There are economic, as well as performance reasons for this promotion.
The building blocks of such supercomputers are multiprocessor machines
(nodes). The nodes consist of a number of processors (2-64) which have
a shared memory. The nodes are standard machines or consist of standard
components and therefore they can be produced cheaply. They are connected
by a fast interconnection network. Depending on the network topology,
there are at least two levels of parallel hierarchy.
Processors in the same node can communicate
very quickly using the shared memory, while the communication between
processors of different nodes has to be done over the slower network.
The architecture is very scalable. It is possible to add more nodes or
even different types of nodes step by step. The architecture permits
to build scalable systems with a good price performance ratio. And they
also can compete with other systems concerning peak performance. Looking
at the actual Top500 list [
35], more than 30% of the
fastest supercomputers
in the world belong to this kind of architecture. The following is a survey
on endeavours to exploit the hybrid architecture in order to receive the
peak performance of the hardware. The survey is structured as follows.

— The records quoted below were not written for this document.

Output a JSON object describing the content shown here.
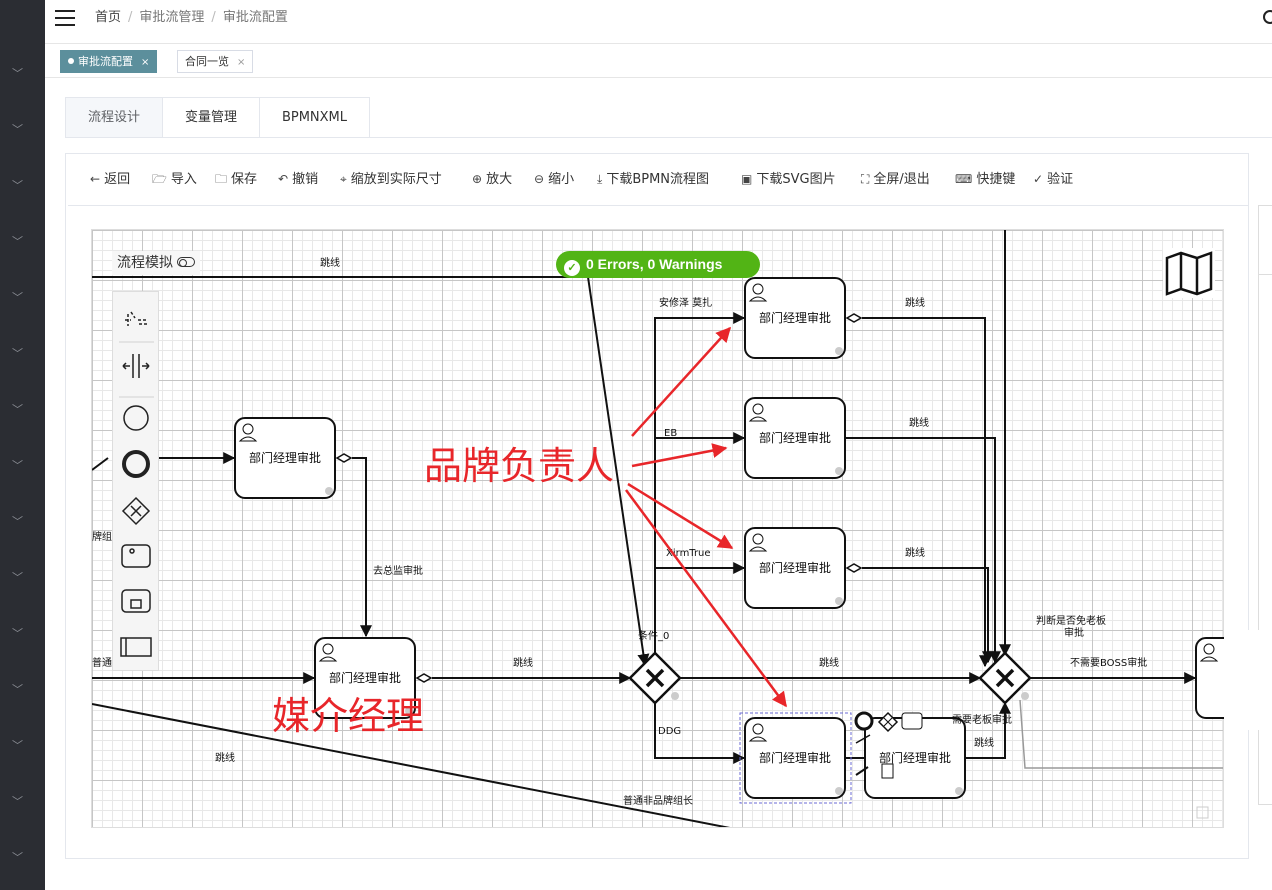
{
  "breadcrumb": {
    "home": "首页",
    "level1": "审批流管理",
    "level2": "审批流配置",
    "sep": "/"
  },
  "tags": [
    {
      "label": "审批流配置",
      "close": "×",
      "active": true
    },
    {
      "label": "合同一览",
      "close": "×",
      "active": false
    }
  ],
  "tabs": [
    {
      "label": "流程设计",
      "active": true
    },
    {
      "label": "变量管理",
      "active": false
    },
    {
      "label": "BPMNXML",
      "active": false
    }
  ],
  "toolbar": {
    "back": "返回",
    "import": "导入",
    "save": "保存",
    "undo": "撤销",
    "fit": "缩放到实际尺寸",
    "zoom_in": "放大",
    "zoom_out": "缩小",
    "download_bpmn": "下载BPMN流程图",
    "download_svg": "下载SVG图片",
    "fullscreen": "全屏/退出",
    "shortcuts": "快捷键",
    "validate": "验证"
  },
  "simulation": {
    "label": "流程模拟"
  },
  "validation": {
    "text": "0 Errors, 0 Warnings"
  },
  "tasks": [
    {
      "id": "t1",
      "label": "部门经理审批"
    },
    {
      "id": "t2",
      "label": "部门经理审批"
    },
    {
      "id": "t3",
      "label": "部门经理审批"
    },
    {
      "id": "t4",
      "label": "部门经理审批"
    },
    {
      "id": "t5",
      "label": "部门经理审批"
    },
    {
      "id": "t6",
      "label": "部门经理审批"
    },
    {
      "id": "t7",
      "label": "部门经理审批"
    }
  ],
  "flow_labels": {
    "top_jump": "跳线",
    "anxiuze": "安修泽 莫扎",
    "jump_t1": "跳线",
    "eb": "EB",
    "jump_t2": "跳线",
    "xirmtrue": "XirmTrue",
    "jump_t3": "跳线",
    "to_director": "去总监审批",
    "cond0": "条件_0",
    "jump_mid": "跳线",
    "jump_mid2": "跳线",
    "ddg": "DDG",
    "judge_boss": "判断是否免老板",
    "judge_boss2": "审批",
    "no_boss": "不需要BOSS审批",
    "need_boss": "需要老板审批",
    "jump_t7": "跳线",
    "normal": "普通",
    "brand_group": "牌组",
    "jump_bottom": "跳线",
    "normal_non_brand": "普通非品牌组长"
  },
  "annotations": {
    "brand_owner": "品牌负责人",
    "media_manager": "媒介经理",
    "annotation_color": "#e8262a"
  },
  "colors": {
    "tag_active": "#5c8f9c",
    "sidebar": "#2b2d33",
    "badge": "#52b415"
  }
}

The first section gives a more detailed overview of the considered architectures
and their position in the world of supercomputing. In the second section
models and methodologies to develop efficient algorithms on the target
platform are presented. Section three shows which languages and libraries
are used in practice to programm the systems. The last section deals with
algorithms, libraries and applications which are especially build and
optimized for clusters of multiprocessors.